Featured presenter James Workman, founder of AquaShares, also discussed water markets, water pricing, and water regulation with a particular emphasis on the importance of stakeholder coordination. He discussed the example of the Kalahari Bushmen of Southern Africa. This community thrives despite the water scarce desert environment in which they live. How do they do it?  Through a self-organized, self-regulated local autonomous water market that encourages resiliency through individual trading. According to Workman, this market “turned crisis into cooperation and scarcity into abundance.” Inspired by the equitable distribution system that he witnessed when traveling in Africa, James created AquaShares, an online water market that enables users to earn money by saving water, providing a reward system for living in a more water efficient way. The system combines pillars of motivation and information to coordinate conflict-free water share allocation across firms, farms, and families.

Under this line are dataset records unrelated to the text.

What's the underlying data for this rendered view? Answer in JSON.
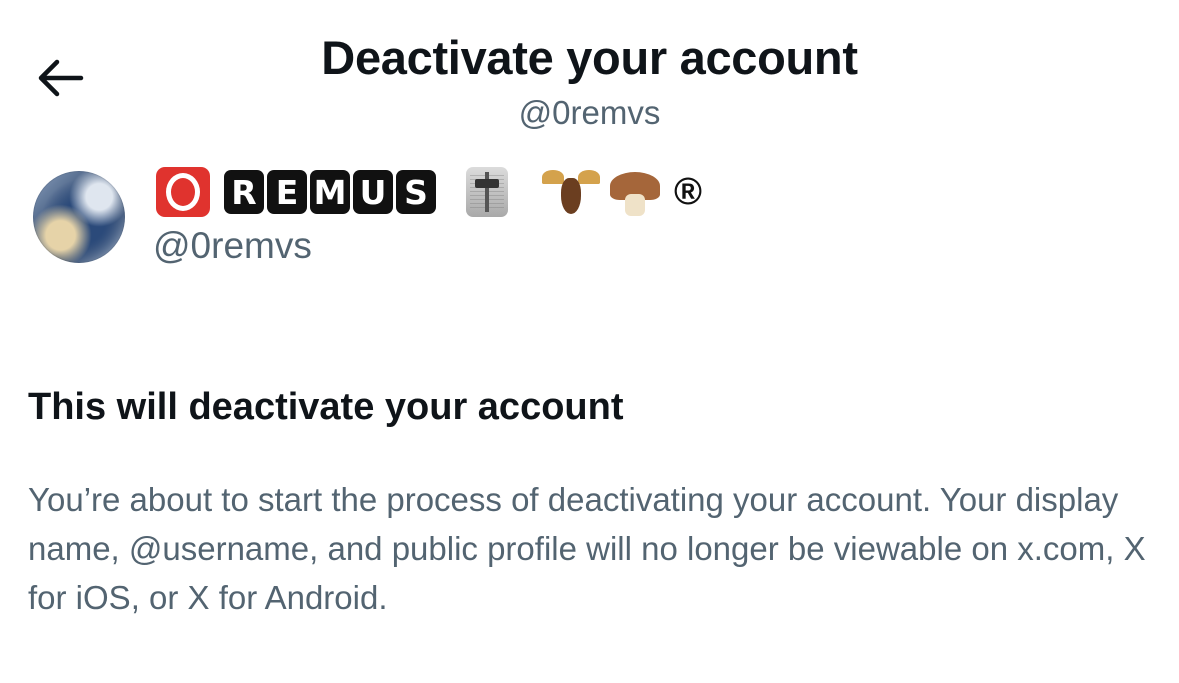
{
  "header": {
    "title": "Deactivate your account",
    "subtitle": "@0remvs",
    "back_icon": "arrow-left-icon"
  },
  "profile": {
    "display_name": {
      "prefix_emoji": "o-button-emoji",
      "letters": [
        "R",
        "E",
        "M",
        "U",
        "S"
      ],
      "emojis": [
        "level-slider-emoji",
        "moose-emoji",
        "mushroom-emoji"
      ],
      "suffix": "®"
    },
    "handle": "@0remvs"
  },
  "content": {
    "heading": "This will deactivate your account",
    "body": "You’re about to start the process of deactivating your account. Your display name, @username, and public profile will no longer be viewable on x.com, X for iOS, or X for Android."
  }
}
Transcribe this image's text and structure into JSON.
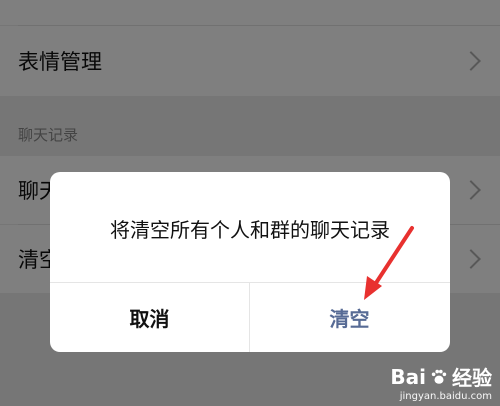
{
  "settings": {
    "sticker_label": "表情管理",
    "section_label": "聊天记录",
    "chat_row_partial": "聊天",
    "clear_row_partial": "清空"
  },
  "dialog": {
    "message": "将清空所有个人和群的聊天记录",
    "cancel_label": "取消",
    "confirm_label": "清空",
    "confirm_color": "#576b95"
  },
  "watermark": {
    "brand": "Bai",
    "brand_suffix": "经验",
    "url": "jingyan.baidu.com"
  },
  "annotation": {
    "arrow_color": "#e8312f",
    "icon": "red-arrow-icon"
  }
}
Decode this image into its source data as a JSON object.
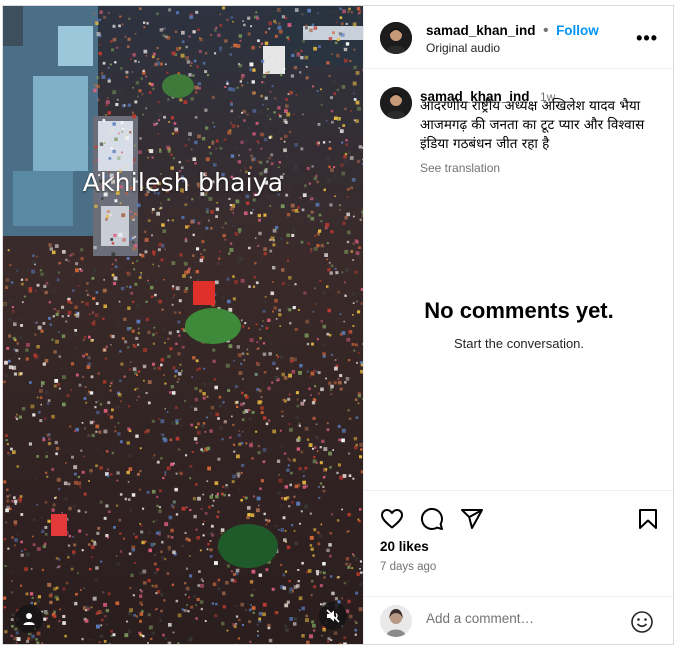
{
  "post": {
    "username": "samad_khan_ind",
    "follow_label": "Follow",
    "separator": "•",
    "audio_label": "Original audio",
    "more_label": "•••"
  },
  "media": {
    "overlay_text": "Akhilesh bhaiya",
    "tag_icon": "user-icon",
    "mute_icon": "speaker-muted-icon"
  },
  "caption": {
    "username": "samad_khan_ind",
    "time": "1w",
    "text": "आदरणीय राष्ट्रीय अध्यक्ष अखिलेश यादव भैया आजमगढ़ की जनता का टूट प्यार और विश्वास इंडिया गठबंधन जीत रहा है",
    "see_translation": "See translation"
  },
  "comments": {
    "empty_title": "No comments yet.",
    "empty_subtitle": "Start the conversation."
  },
  "actions": {
    "likes": "20 likes",
    "posted": "7 days ago",
    "icons": [
      "heart-icon",
      "comment-icon",
      "share-icon",
      "bookmark-icon"
    ]
  },
  "comment_box": {
    "placeholder": "Add a comment…",
    "emoji_icon": "smiley-icon"
  },
  "colors": {
    "link": "#0095f6",
    "muted": "#737373",
    "border": "#dbdbdb"
  }
}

Communication spurs action

Peppered throughout the summit’s discussion of urban water sector challenges and solutions was an acknowledgement of “the human factor” — the ways in which culture, history, and habit influence human behavior and can limit the adoption of water efficiency strategies. Conversation, collaboration, and coordination seek to leverage the human factor in order to make positive and lasting change. Colin Kuehl, assistant professor in the Department of Political Science at Northern Illinois University, noted that while the data clearly demonstrate the urgent need for water conservation, when working with stakeholders, information is not enough. Through his research in social psychology he has identified a three-tiered communication strategy employing information, motivation, and behavioral skills that most effectively influences behavior change: inform consumers about a water issue or crisis; provide both values-based as well as social norms-based motivation; and provide concrete actions to encourage behavior change. 

As Jonathan Baker, an associate with the Analysis Group stated, “what we [did] in the past certainly affects the problems we face right now.” Similarly, what happens now affects the future, and by leveraging the human factor by employing some of the strategies shared at the Summit, the current generation of innovators, researchers, and policy makers have important tools as they get to work shaping  a more water-secure future.